The expected counts under \(H_0\) are

\[ \begin{aligned} E_1 &= 1611 \times \frac{9}{16} = 906.2, \\ E_2 &= E_3 = 1611 \times \frac{3}{16} = 302.1, \\ E_4 &= 1611 \times \frac{1}{16} = 100.7. \end{aligned} \]

10.9.3 Goodness-of-fit results

Using these expected counts, we compute the goodness-of-fit statistics and obtain

\[ X^2 = 1.47, \qquad G^2 = 1.48. \]

The two statistics are nearly identical. Under the chi-square distribution with
\(k - 1 = 3\) degrees of freedom, the corresponding \(p\)-values are approximately

\[ p \approx 0.69. \]

Since the \(p\)-value is much larger than the significance level \(\alpha = 0.05\), we fail to reject the null hypothesis. The observed data are therefore consistent with the genetic theory predicting a \(9:3:3:1\) ratio.

10.9.3.1 SAS Code: Goodness-of-Fit Test

Step 1: Enter the observed counts

DATA LEAF;
    INPUT TYPE $ COUNT;
    DATALINES;
tallc   926
tallp   288
dwarfc  293
dwarfp  104
;
RUN;

Step 2: Pearson chi-square goodness-of-fit test

PROC FREQ DATA=LEAF ORDER=DATA;
    WEIGHT COUNT;
    TABLES TYPE / ALL CHISQ
        TESTP=(56.25 18.75 18.75 6.25);
RUN;

The proportions (56.25, 18.75, 18.75, 6.25) correspond to the theoretical probabilities \((9,3,3,1)/16\).

Manual Computation of Residuals, \(X^2\), and \(G^2\)

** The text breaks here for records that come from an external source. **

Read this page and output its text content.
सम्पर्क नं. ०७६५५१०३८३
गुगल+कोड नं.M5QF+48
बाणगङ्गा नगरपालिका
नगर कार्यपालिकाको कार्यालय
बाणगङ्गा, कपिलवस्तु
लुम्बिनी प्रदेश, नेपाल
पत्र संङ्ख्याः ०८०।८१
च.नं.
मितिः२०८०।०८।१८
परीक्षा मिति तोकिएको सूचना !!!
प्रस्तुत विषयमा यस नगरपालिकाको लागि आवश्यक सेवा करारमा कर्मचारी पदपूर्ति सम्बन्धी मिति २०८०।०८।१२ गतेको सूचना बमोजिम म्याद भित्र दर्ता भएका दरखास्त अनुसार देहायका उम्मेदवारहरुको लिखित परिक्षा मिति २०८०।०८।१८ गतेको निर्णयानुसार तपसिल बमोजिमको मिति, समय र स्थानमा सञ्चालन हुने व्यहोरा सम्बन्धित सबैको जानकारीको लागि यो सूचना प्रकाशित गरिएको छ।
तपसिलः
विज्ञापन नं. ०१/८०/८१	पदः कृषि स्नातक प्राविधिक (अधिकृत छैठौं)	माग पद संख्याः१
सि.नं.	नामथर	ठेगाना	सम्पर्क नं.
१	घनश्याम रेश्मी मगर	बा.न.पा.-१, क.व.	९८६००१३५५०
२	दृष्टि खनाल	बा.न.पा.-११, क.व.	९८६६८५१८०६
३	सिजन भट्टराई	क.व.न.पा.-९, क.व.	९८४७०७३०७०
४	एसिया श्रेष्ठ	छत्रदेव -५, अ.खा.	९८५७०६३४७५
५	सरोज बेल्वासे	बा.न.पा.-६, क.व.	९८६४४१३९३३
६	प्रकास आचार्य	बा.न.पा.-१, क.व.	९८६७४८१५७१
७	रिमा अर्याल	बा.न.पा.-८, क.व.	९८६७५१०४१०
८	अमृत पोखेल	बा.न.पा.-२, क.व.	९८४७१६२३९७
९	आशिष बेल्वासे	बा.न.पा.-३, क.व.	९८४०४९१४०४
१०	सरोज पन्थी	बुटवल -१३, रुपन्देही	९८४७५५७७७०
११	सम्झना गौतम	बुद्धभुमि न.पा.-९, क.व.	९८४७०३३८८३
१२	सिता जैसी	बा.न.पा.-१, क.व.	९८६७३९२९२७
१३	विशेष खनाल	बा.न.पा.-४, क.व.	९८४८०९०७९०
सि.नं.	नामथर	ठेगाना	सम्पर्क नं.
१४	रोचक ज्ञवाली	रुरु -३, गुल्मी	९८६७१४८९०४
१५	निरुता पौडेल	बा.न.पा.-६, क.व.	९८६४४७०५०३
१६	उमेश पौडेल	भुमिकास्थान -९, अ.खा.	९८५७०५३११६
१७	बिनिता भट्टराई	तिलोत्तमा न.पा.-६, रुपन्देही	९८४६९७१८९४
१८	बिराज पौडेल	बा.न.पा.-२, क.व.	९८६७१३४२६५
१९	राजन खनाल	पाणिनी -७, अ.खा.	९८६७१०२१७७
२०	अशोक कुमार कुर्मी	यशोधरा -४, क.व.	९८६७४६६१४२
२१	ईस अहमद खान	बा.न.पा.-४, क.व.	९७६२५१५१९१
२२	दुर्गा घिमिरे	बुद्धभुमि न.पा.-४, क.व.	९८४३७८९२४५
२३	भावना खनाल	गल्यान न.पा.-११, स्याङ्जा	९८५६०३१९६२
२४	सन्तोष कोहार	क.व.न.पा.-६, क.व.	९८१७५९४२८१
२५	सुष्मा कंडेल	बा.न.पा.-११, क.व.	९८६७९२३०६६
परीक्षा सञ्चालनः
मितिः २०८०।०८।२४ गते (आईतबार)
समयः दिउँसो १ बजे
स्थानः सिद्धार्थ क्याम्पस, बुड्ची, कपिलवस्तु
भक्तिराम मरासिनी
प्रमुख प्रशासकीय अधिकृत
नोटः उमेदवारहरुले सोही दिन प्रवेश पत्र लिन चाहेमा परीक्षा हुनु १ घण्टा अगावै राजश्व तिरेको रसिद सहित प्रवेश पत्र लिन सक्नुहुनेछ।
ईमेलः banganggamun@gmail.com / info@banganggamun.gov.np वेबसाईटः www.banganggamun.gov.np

Step 3: Define theoretical probabilities

DATA PI;
    INPUT PI;
    PI = PI / 16;
CARDS;
9
3
3
1
;
RUN;

Step 4: Compute expected counts and residuals

DATA CAL;
    MERGE LEAF PI;
    ECOUNT = 1611 * PI;

    /* Pearson residual */
    RES = (COUNT - ECOUNT) / SQRT(ECOUNT);

    /* Deviance residual */
    DEVRES = SQRT(ABS(2 * COUNT * LOG(COUNT / ECOUNT)))
             * SIGN(COUNT - ECOUNT);
RUN;

PROC PRINT DATA=CAL;
RUN;

Step 5: Compute \(X^2\) and \(G^2\) explicitly

PROC SQL;
    SELECT
        SUM((COUNT - ECOUNT)**2 / ECOUNT) AS X2,
        1 - PROBCHI(CALCULATED X2, 3)     AS PVAL1,
        2 * SUM(COUNT * LOG(COUNT / ECOUNT)) AS G2,
        1 - PROBCHI(CALCULATED G2, 3)     AS PVAL2
    FROM CAL;
QUIT;

Visualization: Observed vs Expected Counts

GOPTIONS RESET=ALL;
SYMBOL1 V=CIRCLE C=BLUE I=NONE;
SYMBOL2 V=CIRCLE C=RED  I=NONE;

LEGEND1 LABEL=NONE
        VALUE=('Observed Count' 'Expected Count')
        ACROSS=1
        POSITION=(TOP RIGHT INSIDE)
        MODE=PROTECT;

TITLE "Tomato Phenotypes";

PROC GPLOT DATA=CAL;
    PLOT COUNT*TYPE ECOUNT*TYPE / OVERLAY LEGEND=LEGEND1;
RUN;
QUIT;

TITLE;

Interpretation

Small values of \(X^2\) and \(G^2\) indicate good agreement with the model
Large \(p\)-values confirm no strong evidence against the \(9:3:3:1\) ratio
Both Pearson and deviance statistics lead to the same conclusion

This example illustrates how goodness-of-fit testing connects theory, computation, and visualization in categorical data analysis.